He doesn't look like Babe Winkleman or one of the Linder brothers, but Tyler Swaney isn't afraid to reel a fish in like a pro. The reason is because the incoming senior at Moffat County High School is the No. 10-ranked Bassmaster in the Wyoming Federation.
On Tuesday, Swaney took time from his summer vacation, and precious fishing time, to provide angling instruction to around 20 members of Horizons Specialized Services at the Loudy-Simpson ponds.
"I came here to represent the Yampa Valley Bassmasters Club, just trying to show these guys some of the basics of fishing," Swaney said.
Swaney gave an exhibition to the Horizon clients on how to tie on and bait their hooks, how to use some lures and basically how to catch trout. Though, with the barometer going wild and a storm moving through the valley, most of Swaney's pupils were skunked fish wise.
The lack of fish caught, or even bites felt led Horizon clients Wayne Brannon say that Loudy-Simpson was fish free.

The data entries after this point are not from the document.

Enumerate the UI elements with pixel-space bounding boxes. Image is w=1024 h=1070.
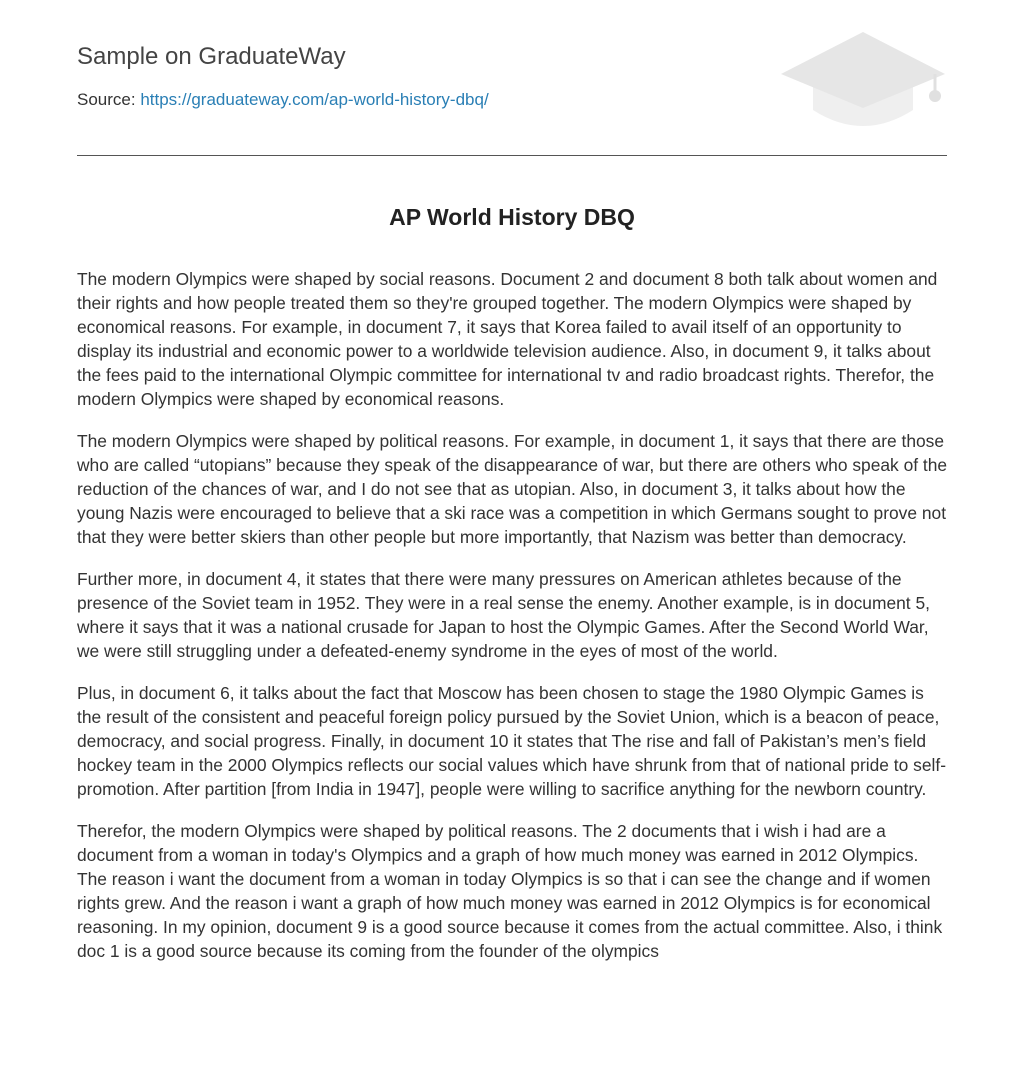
source-link[interactable]: https://graduateway.com/ap-world-history-dbq/	[140, 90, 489, 109]
article-body	[77, 267, 952, 981]
page-header	[77, 0, 947, 156]
article-paragraph: The modern Olympics were shaped by social reasons. Document 2 and document 8 both talk about women and their rights and how people treated them so they're grouped together. The modern Olympics were shaped by economical reasons. For example, in document 7, it says that Korea failed to avail itself of an opportunity to display its industrial and economic power to a worldwide television audience. Also, in document 9, it talks about the fees paid to the international Olympic committee for international tv and radio broadcast rights. Therefor, the modern Olympics were shaped by economical reasons.	[77, 269, 938, 409]
article-paragraph: Further more, in document 4, it states that there were many pressures on American athletes because of the presence of the Soviet team in 1952. They were in a real sense the enemy. Another example, is in document 5, where it says that it was a national crusade for Japan to host the Olympic Games. After the Second World War, we were still struggling under a defeated-enemy syndrome in the eyes of most of the world.	[77, 569, 930, 661]
article-paragraph: The modern Olympics were shaped by political reasons. For example, in document 1, it says that there are those who are called “utopians” because they speak of the disappearance of war, but there are others who speak of the reduction of the chances of war, and I do not see that as utopian. Also, in document 3, it talks about how the young Nazis were encouraged to believe that a ski race was a competition in which Germans sought to prove not that they were better skiers than other people but more importantly, that Nazism was better than democracy.	[77, 431, 948, 547]
graduation-cap-icon	[779, 30, 947, 134]
site-title: Sample on GraduateWay	[77, 43, 346, 70]
article-paragraph: Therefor, the modern Olympics were shaped by political reasons. The 2 documents that i wish i had are a document from a woman in today's Olympics and a graph of how much money was earned in 2012 Olympics. The reason i want the document from a woman in today Olympics is so that i can see the change and if women rights grew. And the reason i want a graph of how much money was earned in 2012 Olympics is for economical reasoning. In my opinion, document 9 is a good source because it comes from the actual committee. Also, i think doc 1 is a good source because its coming from the founder of the olympics	[77, 821, 943, 961]
header-divider	[77, 155, 947, 156]
document-title: AP World History DBQ	[389, 204, 635, 230]
source-label: Source:	[77, 90, 136, 109]
source-line	[77, 90, 489, 110]
article-paragraph: Plus, in document 6, it talks about the fact that Moscow has been chosen to stage the 1980 Olympic Games is the result of the consistent and peaceful foreign policy pursued by the Soviet Union, which is a beacon of peace, democracy, and social progress. Finally, in document 10 it states that The rise and fall of Pakistan’s men’s field hockey team in the 2000 Olympics reflects our social values which have shrunk from that of national pride to self-promotion. After partition [from India in 1947], people were willing to sacrifice anything for the newborn country.	[77, 683, 946, 799]
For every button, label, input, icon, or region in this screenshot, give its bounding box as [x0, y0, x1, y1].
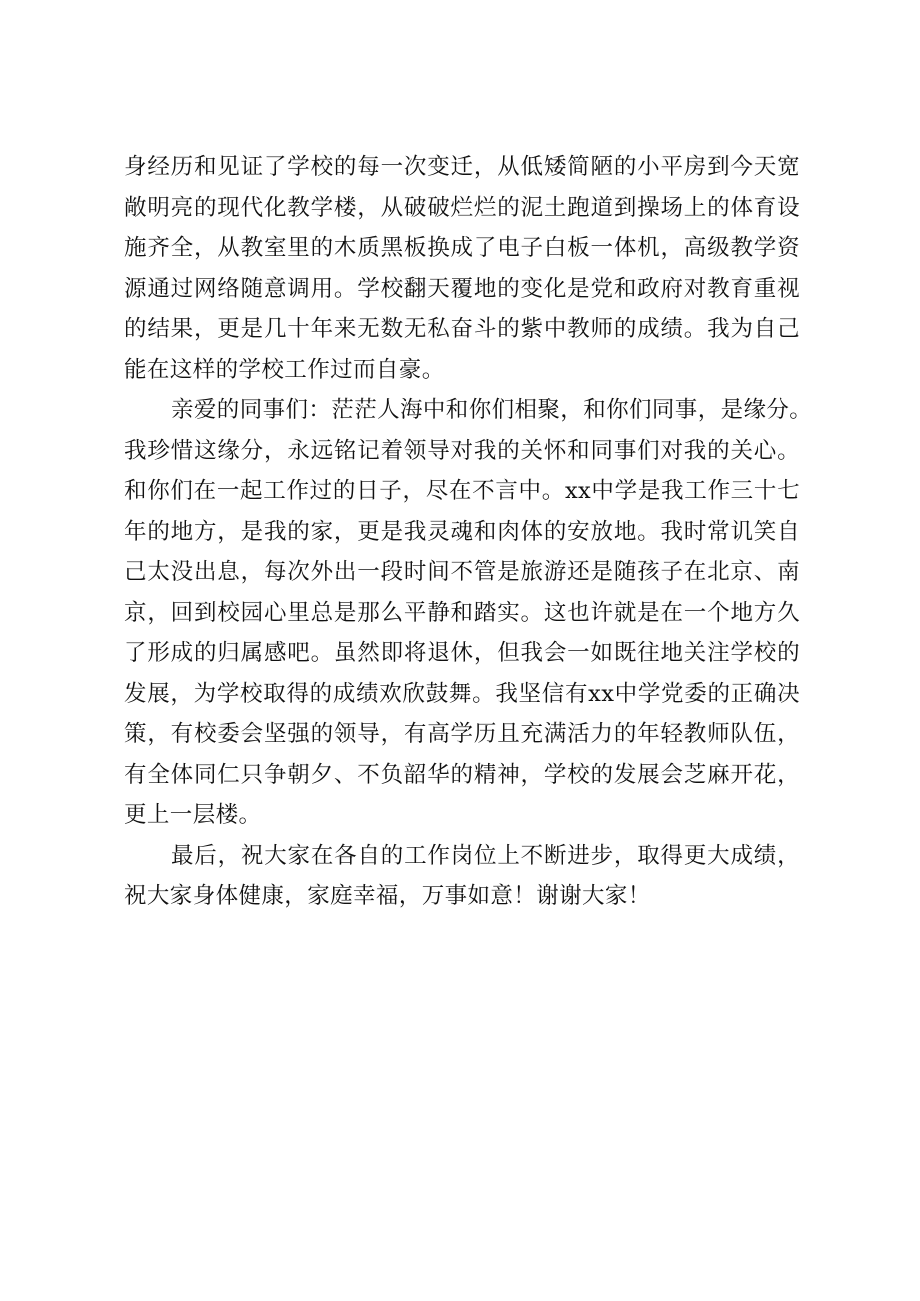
text-line: 己太没出息，每次外出一段时间不管是旅游还是随孩子在北京、南 [124, 559, 800, 585]
text-line: 京，回到校园心里总是那么平静和踏实。这也许就是在一个地方久 [124, 599, 800, 626]
text-line: 祝大家身体健康，家庭幸福，万事如意！谢谢大家！ [124, 883, 651, 909]
text-line: 我珍惜这缘分，永远铭记着领导对我的关怀和同事们对我的关心。 [124, 437, 800, 464]
text-line: 亲爱的同事们：茫茫人海中和你们相聚，和你们同事，是缘分。 [171, 397, 813, 423]
text-line: 更上一层楼。 [124, 802, 262, 828]
text-line: 策，有校委会坚强的领导，有高学历且充满活力的年轻教师队伍， [124, 721, 800, 747]
text-line: 年的地方，是我的家，更是我灵魂和肉体的安放地。我时常讥笑自 [124, 518, 800, 545]
document-body [124, 147, 813, 917]
text-line: 最后，祝大家在各自的工作岗位上不断进步，取得更大成绩， [171, 842, 800, 869]
text-line: 敞明亮的现代化教学楼，从破破烂烂的泥土跑道到操场上的体育设 [124, 194, 800, 221]
text-line: 了形成的归属感吧。虽然即将退休，但我会一如既往地关注学校的 [124, 640, 800, 666]
paragraph-3 [124, 836, 800, 917]
text-line: 发展，为学校取得的成绩欢欣鼓舞。我坚信有xx中学党委的正确决 [124, 680, 800, 707]
text-line: 的结果，更是几十年来无数无私奋斗的紫中教师的成绩。我为自己 [124, 316, 800, 342]
text-line: 有全体同仁只争朝夕、不负韶华的精神，学校的发展会芝麻开花， [124, 761, 800, 788]
text-line: 施齐全，从教室里的木质黑板换成了电子白板一体机，高级教学资 [124, 235, 800, 261]
text-line: 和你们在一起工作过的日子，尽在不言中。xx中学是我工作三十七 [124, 478, 800, 504]
text-line: 源通过网络随意调用。学校翻天覆地的变化是党和政府对教育重视 [124, 275, 800, 302]
paragraph-2 [124, 390, 813, 836]
text-line: 能在这样的学校工作过而自豪。 [124, 356, 445, 383]
paragraph-1 [124, 147, 800, 390]
text-line: 身经历和见证了学校的每一次变迁，从低矮简陋的小平房到今天宽 [124, 154, 800, 180]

"I don't think there's anything in here," he said, with a motionless bobber at the end of his line.
Horizon's is an organization which helps the mentally disabled live independently if possible, and main streams them into the community.
Each month the organization has a new theme which its members will learn about and explore. This month's theme was water, hence a fishing trip and instruction from a professional.
"We went to the Holiday Inn pool yesterday and floated boats that the members made. Tomorrow we'll go to the fish hatchery" said Kim Wagner, volunteer coordinator for Horizons. "The members really enjoy the projects we do, it gives them a chance to do and see things that they might not be able to on their own."
Other than giving the Horizons clients a chance to do and see, the projects also give the community exposure to the clients, and vice versa.
According to Wagner the exposure is extremely important so the clients can remain part of the Yampa Valley community, and it gives them a verity of social situations to take part in.
"The members love to come out into the community and feel the importance they hold with the people that comprise it," she said. "It also gives the community a chance to interact with our members, which in many people's case, is their only exposure they get to Horizons."